1. High Costs and Debt
The cost of college has risen dramatically over the past generation. Since 1980, the cost of college tuition and fees has risen an eye-popping 1,200%. Private undergraduate tuition and fees in 1980 averaged just over $10,000 per year nationwide. In 2020, that number had jumped to $34,000 per year. Not to mention various hidden costs of college that are not included in the tuition. It’s no wonder the phrase “student debt crisis” has entered the lexicon over the past several years.
So instead of leaving college with a few thousand dollars of debt, that debt has risen into the tens of thousands. Here is the hard truth about college debt, by the numbers:
- Overall, student debt in the US in 2020 was $1.56 trillion
- Total U.S. Borrowers With Student Loan Debt: 44.7 million
- Average Student Loan Debt: $32,731
- Average Monthly Student Loan Payment: $393
- Median Student Loan Debt: $17,000
Debt and cost may be significant obstacles to a traditional college education. There are ways in which you can get a college degree without burying yourself in unmanageable debt. If you’re really committed to a career that requires a college education, it’s probably worth the cost. If you’re not, you may want to consider another option.
2. Postponed Adult Milestones
Twenty-somethings still living with their parents is a laugh-line, but it’s a reality many families face these days. Debt sometimes requires college grads to live with parents, and postpone other adult milestones like getting married, having children of your own, etc.
Some of this can be smart financial decision-making, but if you want to get on with life, but you just can’t afford it, that points to a bigger problem with the societal costs of higher education.
3. Demanding Academic Requirements
College requires challenging academic work, including highly theoretical studies. You will be required to complete coursework outside your chosen field. If you’re academically inclined that isn’t a problem, but for some students the academic side of college can be a real challenge. Some people are just more comfortable in a hands-on skill-focused job.
Key Questions to Ask Yourself When Deciding Between Trade School and College
If you’re considering these options you’ll need to look at all of the factors discussed above. You’ll also have to consider the most important factor of all: your own needs and desires. Start by asking yourself these questions.
- Are you prepared to commit to a career? If you are ready and you believe a trade career is appropriate for you, a trade school or a community college trade program might be your best option.
- Do the career options offered in trade programs really appeal to you? The trades offer many well paid career options, but they aren’t right for everyone. Think seriously before making a commitment.
- Are you prepared to face the academic load of a traditional college? The academic life also isn’t right for everyone. If you struggle with abstract or theoretical academic work a trade program might be ideal for you.

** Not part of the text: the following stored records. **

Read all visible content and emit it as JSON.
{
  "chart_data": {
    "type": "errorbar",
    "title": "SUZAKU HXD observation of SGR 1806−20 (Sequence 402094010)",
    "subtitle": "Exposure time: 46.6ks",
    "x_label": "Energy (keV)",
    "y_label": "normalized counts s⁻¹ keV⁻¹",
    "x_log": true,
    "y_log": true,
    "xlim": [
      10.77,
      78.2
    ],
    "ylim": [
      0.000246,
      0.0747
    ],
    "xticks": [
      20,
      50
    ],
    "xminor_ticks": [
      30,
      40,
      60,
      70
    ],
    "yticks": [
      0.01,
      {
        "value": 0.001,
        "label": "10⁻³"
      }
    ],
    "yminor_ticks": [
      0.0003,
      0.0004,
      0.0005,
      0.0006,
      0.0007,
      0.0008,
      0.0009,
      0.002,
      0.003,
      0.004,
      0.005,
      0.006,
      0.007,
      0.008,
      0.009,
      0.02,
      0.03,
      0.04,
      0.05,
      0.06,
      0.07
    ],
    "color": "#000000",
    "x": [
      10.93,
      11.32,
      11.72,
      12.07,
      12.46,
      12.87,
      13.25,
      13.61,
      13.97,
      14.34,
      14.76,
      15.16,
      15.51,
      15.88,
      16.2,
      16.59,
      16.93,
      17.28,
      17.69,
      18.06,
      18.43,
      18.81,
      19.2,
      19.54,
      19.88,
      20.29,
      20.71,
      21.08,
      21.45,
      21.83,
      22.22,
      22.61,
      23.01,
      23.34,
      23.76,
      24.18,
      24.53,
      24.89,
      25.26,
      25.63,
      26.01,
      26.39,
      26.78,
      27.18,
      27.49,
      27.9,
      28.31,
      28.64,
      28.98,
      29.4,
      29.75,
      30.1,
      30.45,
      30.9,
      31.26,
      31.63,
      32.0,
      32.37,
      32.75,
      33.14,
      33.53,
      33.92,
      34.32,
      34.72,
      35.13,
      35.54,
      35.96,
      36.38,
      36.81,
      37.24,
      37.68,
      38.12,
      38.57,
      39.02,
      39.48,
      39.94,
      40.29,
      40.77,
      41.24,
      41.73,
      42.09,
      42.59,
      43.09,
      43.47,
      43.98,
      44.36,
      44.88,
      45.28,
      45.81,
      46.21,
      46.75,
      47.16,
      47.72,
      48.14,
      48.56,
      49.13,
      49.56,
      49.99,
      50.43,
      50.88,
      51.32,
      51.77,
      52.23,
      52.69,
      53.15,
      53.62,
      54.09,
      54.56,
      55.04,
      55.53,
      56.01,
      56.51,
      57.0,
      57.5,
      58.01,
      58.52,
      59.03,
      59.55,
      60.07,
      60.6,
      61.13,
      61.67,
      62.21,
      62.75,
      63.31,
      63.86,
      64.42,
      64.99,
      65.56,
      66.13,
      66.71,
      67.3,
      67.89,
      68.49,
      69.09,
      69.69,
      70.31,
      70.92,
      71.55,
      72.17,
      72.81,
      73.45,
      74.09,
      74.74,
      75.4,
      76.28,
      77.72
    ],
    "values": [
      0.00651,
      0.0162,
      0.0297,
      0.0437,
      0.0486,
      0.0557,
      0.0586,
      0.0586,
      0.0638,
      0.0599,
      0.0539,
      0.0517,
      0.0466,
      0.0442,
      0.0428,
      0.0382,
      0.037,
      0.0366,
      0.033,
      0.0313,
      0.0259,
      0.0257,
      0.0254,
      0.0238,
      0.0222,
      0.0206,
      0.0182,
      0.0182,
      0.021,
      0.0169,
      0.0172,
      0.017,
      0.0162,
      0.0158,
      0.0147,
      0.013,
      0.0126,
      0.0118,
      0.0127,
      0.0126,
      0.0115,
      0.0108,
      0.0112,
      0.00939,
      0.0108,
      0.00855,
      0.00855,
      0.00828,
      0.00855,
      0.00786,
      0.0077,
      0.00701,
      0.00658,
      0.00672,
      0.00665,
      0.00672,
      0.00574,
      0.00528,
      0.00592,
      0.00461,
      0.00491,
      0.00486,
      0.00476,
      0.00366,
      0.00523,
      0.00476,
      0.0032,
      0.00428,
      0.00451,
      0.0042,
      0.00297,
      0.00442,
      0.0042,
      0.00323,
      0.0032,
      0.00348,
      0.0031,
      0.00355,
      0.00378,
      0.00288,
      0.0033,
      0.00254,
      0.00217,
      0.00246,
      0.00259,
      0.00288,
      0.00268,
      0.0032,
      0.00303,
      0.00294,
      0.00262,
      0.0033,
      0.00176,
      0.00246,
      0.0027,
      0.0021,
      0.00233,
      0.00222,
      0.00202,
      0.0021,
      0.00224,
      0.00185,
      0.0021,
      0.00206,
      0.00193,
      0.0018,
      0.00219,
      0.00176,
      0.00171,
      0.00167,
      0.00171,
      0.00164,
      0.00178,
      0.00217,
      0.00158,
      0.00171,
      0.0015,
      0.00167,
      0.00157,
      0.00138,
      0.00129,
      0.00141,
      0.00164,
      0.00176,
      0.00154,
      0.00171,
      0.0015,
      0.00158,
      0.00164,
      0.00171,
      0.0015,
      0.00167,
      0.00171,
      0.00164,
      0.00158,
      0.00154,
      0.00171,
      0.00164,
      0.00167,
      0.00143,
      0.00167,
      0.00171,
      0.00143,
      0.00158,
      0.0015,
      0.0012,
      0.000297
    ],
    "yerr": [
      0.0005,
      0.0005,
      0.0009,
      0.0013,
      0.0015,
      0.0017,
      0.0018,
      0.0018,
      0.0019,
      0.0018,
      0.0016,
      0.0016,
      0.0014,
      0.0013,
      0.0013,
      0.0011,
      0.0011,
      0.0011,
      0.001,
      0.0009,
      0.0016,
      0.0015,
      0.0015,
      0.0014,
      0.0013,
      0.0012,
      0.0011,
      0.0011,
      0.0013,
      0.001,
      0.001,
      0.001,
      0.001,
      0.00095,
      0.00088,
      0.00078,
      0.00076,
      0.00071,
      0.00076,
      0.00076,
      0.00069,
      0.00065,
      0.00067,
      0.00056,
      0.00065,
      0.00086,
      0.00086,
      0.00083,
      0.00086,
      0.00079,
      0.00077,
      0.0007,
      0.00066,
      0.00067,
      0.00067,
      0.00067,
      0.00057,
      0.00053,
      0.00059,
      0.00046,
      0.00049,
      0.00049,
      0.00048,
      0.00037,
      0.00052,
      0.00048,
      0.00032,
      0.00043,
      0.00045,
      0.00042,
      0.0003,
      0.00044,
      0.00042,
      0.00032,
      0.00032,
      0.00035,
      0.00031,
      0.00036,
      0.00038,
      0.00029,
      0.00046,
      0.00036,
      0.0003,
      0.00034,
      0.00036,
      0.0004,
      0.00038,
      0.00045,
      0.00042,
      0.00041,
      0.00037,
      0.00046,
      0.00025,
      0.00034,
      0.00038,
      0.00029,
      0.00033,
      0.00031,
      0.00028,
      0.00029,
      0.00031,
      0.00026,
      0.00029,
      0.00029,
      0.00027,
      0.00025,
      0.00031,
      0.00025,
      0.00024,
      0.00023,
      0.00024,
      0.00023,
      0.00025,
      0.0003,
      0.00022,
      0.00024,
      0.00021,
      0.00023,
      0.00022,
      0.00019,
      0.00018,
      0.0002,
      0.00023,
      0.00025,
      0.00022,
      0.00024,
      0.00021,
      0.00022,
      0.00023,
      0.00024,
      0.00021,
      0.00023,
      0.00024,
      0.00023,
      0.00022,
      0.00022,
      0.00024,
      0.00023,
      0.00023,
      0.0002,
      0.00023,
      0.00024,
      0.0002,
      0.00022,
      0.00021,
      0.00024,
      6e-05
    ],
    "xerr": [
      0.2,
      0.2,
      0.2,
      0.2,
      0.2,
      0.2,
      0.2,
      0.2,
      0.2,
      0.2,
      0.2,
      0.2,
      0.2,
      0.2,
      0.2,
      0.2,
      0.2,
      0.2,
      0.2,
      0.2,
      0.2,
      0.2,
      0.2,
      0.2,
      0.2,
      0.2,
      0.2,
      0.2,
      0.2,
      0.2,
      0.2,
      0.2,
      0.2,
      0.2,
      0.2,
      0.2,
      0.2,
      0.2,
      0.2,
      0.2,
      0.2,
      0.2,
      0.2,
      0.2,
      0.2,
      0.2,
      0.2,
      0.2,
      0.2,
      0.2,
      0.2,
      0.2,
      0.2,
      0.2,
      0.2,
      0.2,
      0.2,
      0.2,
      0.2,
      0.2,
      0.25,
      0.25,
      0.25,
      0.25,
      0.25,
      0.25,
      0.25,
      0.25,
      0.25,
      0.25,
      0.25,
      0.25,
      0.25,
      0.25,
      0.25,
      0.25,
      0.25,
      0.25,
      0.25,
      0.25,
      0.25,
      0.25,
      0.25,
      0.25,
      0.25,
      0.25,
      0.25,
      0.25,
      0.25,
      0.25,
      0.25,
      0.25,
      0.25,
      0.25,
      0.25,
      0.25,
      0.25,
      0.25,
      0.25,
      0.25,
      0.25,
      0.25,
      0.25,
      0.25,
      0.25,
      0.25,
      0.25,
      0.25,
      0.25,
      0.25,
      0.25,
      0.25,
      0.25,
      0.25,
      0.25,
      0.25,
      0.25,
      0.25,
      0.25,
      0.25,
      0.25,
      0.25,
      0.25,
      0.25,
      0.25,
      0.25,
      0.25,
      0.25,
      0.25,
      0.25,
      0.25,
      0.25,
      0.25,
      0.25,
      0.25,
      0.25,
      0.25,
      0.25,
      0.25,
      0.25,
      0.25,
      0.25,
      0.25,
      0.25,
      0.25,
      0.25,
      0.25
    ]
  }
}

- How much debt are you prepared to take on? College is expensive and often involves high debt levels. The investment pays off but it sometimes takes time and debt levels can surge due to interest. Are you ready for that commitment?
- What’s your priority: reliable work or personal growth? Many people attend college not only to boost career prospects, but to expand their knowledge and horizons. Is that what you’re after, or is a paying job more important?
There are no right or wrong answers to these questions. They are meant to help you clarify your objectives and make the choice that will best suit you.